This 900-page energy and climate bill, passed in September 2021, covers a variety of subject areas, listed below:
On electricity:
- The bill raises the renewable portfolio standard to require 40 percent renewable energy by 2030 and 50 percent by 2040, with the goal of a zero-carbon electricity sector by 2045 — and beyond that, a net-zero-carbon state economy by 2050.
- Subsidies to renewable energy will roughly double, to around $580 million per year. An additional $317 million that the state’s utilities had previously collected will be spent on clean-energy projects rather than refunded to customers as scheduled.
- The Illinois Solar for All program, which provides rooftop solar power to low-income renters and homeowners (as well as public buildings and nonprofits serving environmental justice communities), will have its funding increased from $10 million to $50 million a year.
- The bill provides $700 million in subsides to three nuclear plants in the state over the next five years.
- All private coal- and oil-fired power plants must get to zero emissions (i.e., retire) by 2030. Municipally owned coal plants — Prairie State and Dallman Station — must reduce emissions 45 percent by 2035 (which will mean shutting down one of two boilers) and 100 percent by 2045.
- All private natural gas plants must reach zero emissions — either by retiring or by switching over to hydrogen — by 2045. Until then, their emissions in a given year can not exceed the average of the previous three years, i.e., can not rise.
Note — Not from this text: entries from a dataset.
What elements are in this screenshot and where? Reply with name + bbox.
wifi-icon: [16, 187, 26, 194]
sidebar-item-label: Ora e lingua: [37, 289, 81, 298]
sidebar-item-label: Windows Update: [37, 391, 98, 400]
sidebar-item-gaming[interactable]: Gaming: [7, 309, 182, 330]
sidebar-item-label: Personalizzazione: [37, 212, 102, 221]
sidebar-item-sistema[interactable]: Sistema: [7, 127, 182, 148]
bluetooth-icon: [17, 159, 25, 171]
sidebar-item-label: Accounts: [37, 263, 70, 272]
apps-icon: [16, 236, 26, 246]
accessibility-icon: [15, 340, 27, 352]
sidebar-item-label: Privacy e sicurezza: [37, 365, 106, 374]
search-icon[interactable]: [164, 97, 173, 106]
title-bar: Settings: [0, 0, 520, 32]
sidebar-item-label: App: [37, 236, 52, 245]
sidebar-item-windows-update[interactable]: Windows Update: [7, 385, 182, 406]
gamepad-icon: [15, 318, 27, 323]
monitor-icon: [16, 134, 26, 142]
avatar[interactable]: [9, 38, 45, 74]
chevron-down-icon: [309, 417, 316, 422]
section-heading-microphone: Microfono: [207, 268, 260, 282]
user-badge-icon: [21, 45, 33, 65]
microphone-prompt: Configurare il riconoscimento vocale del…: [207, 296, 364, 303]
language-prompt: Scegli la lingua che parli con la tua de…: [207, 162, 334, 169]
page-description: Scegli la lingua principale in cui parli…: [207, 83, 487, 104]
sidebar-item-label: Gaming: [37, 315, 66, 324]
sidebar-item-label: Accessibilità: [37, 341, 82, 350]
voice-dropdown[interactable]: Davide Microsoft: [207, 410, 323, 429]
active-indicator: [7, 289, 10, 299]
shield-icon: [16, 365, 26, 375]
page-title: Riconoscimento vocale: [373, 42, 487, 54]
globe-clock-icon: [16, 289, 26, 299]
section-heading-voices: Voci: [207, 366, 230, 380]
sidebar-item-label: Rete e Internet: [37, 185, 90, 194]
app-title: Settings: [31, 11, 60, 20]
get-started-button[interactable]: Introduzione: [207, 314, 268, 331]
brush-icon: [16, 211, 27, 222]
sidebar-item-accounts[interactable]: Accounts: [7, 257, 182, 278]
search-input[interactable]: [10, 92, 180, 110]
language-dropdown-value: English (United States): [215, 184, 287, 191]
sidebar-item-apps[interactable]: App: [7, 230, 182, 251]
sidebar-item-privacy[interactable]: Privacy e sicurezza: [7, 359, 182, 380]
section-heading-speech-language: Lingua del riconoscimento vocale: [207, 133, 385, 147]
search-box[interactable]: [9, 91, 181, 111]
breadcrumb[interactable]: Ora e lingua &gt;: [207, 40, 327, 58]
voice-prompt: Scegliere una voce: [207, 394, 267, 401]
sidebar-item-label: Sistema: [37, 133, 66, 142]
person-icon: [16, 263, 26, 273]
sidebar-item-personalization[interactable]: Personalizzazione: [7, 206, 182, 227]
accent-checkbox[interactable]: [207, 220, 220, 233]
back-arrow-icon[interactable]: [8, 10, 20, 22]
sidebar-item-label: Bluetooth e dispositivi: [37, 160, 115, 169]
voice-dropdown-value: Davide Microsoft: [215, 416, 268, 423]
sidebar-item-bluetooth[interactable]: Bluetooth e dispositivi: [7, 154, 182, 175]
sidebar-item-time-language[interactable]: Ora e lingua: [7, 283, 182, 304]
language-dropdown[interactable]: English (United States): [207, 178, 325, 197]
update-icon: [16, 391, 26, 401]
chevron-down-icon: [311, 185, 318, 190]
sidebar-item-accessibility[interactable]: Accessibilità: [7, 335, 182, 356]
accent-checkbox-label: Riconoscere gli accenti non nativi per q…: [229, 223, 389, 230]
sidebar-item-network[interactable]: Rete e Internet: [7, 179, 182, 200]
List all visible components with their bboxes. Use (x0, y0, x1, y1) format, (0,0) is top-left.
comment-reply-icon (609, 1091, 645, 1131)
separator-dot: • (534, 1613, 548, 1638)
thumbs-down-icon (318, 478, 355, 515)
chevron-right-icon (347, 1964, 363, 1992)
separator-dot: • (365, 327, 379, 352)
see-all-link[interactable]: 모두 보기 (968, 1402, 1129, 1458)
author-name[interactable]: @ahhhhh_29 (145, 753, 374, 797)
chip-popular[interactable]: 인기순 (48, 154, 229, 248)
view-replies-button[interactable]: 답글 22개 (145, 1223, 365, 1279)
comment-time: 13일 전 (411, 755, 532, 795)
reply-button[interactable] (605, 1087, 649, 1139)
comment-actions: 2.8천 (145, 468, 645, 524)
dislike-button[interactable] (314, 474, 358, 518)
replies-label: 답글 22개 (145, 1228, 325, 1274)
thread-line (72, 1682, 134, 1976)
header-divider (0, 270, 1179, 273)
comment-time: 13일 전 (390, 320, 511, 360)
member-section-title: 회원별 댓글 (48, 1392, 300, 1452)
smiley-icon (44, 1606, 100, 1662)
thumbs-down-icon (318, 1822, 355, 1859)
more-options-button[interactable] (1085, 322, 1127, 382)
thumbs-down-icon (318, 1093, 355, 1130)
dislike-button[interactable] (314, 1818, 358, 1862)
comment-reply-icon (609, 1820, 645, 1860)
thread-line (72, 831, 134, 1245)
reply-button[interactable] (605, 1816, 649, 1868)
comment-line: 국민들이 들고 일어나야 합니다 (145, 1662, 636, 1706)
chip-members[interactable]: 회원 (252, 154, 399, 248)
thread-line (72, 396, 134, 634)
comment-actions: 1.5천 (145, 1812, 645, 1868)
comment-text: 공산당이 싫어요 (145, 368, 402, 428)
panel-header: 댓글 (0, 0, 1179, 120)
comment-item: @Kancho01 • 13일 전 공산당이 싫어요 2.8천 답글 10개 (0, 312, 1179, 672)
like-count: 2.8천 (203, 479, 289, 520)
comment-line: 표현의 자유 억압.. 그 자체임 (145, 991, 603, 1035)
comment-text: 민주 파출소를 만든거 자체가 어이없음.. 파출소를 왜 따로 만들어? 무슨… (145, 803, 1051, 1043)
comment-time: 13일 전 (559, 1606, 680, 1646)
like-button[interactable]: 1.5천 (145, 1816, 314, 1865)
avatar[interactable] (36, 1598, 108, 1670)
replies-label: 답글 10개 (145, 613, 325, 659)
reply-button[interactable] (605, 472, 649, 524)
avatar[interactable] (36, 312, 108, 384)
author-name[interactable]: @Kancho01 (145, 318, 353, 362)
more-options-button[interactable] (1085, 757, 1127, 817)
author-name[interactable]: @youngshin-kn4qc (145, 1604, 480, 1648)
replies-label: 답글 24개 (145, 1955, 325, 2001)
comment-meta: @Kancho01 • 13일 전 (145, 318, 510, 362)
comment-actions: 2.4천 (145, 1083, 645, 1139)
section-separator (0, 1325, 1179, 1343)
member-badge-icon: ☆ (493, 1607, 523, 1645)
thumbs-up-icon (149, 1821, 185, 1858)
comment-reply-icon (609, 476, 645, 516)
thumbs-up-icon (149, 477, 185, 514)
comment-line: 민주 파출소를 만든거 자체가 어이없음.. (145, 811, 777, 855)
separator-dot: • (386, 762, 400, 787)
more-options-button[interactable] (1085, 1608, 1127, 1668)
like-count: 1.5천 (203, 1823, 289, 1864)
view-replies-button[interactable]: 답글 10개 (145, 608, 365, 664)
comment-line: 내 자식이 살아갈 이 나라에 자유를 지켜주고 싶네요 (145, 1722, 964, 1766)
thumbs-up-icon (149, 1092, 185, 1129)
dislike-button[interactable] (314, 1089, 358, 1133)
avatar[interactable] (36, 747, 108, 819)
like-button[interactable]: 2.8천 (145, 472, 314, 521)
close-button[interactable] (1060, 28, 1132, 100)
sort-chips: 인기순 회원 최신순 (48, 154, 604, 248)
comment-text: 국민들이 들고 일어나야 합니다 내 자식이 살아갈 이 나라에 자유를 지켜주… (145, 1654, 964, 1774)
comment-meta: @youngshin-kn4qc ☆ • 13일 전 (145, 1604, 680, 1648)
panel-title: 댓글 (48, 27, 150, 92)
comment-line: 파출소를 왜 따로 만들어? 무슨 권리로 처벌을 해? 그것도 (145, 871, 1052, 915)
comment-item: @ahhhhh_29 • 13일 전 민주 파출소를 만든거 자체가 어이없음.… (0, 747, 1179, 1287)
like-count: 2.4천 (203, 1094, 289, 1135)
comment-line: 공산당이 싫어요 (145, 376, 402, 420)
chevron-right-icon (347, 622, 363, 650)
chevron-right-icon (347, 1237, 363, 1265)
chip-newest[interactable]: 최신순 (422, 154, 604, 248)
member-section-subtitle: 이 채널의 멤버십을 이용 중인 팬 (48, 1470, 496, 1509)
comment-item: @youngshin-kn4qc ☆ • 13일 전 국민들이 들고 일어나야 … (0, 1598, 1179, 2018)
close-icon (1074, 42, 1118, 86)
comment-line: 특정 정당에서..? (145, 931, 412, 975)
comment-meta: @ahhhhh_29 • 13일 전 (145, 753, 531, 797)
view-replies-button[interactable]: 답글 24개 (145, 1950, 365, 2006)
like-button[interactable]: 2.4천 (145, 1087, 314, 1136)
Importantly: fossil fuel plants will be shut down according to their proximity to low-income and marginalized communities, not necessarily according to greenhouse gases or economics.
- The bill directs the PUC to adopt a performance-based ratemaking approach, tying utility compensation to a series of performance metrics such as “reliability and resiliency, peak load reductions attributable to demand response programs, supplier diversity expansion, affordability, interconnection response time, and customer service performance.”
On transportation:
- The bill establishes the goal of getting a million electric vehicles on Illinois roads by 2030.
- The bill establishes a $4,000-per-vehicle rebate for EV customers.
- The state will rebate up to 80 percent of the cost of EV infrastructure projects that pay prevailing wages. Forty-five percent of those rebates will be channeled to projects in low-income and marginalized communities.
On a just transition:
- The bill provides $80 million annually to a Clean Jobs Workforce Network Hubs Program, which will create 13 hubs around the state to deliver workforce-development programs to low-income and underserved populations. Resources will be put toward outreach, recruitment, training, and placement.
- The Department of Commerce and Economic Opportunity and the Illinois Department of Employment Security will work together to develop a “displaced worker bill of rights,” with $40 million a year to go toward transition assistance for areas dependent on fossil fuel production or generation.
On green banks:
- The Clean Energy Jobs and Justice Fund will provide financing and low-interest lending to clean-energy projects in low-income and marginalized communities.
- The Illinois Finance Authority Climate Bank, more like a conventional green bank, will provide seed funding and develop public-private partnerships to draw more private capital to clean energy projects.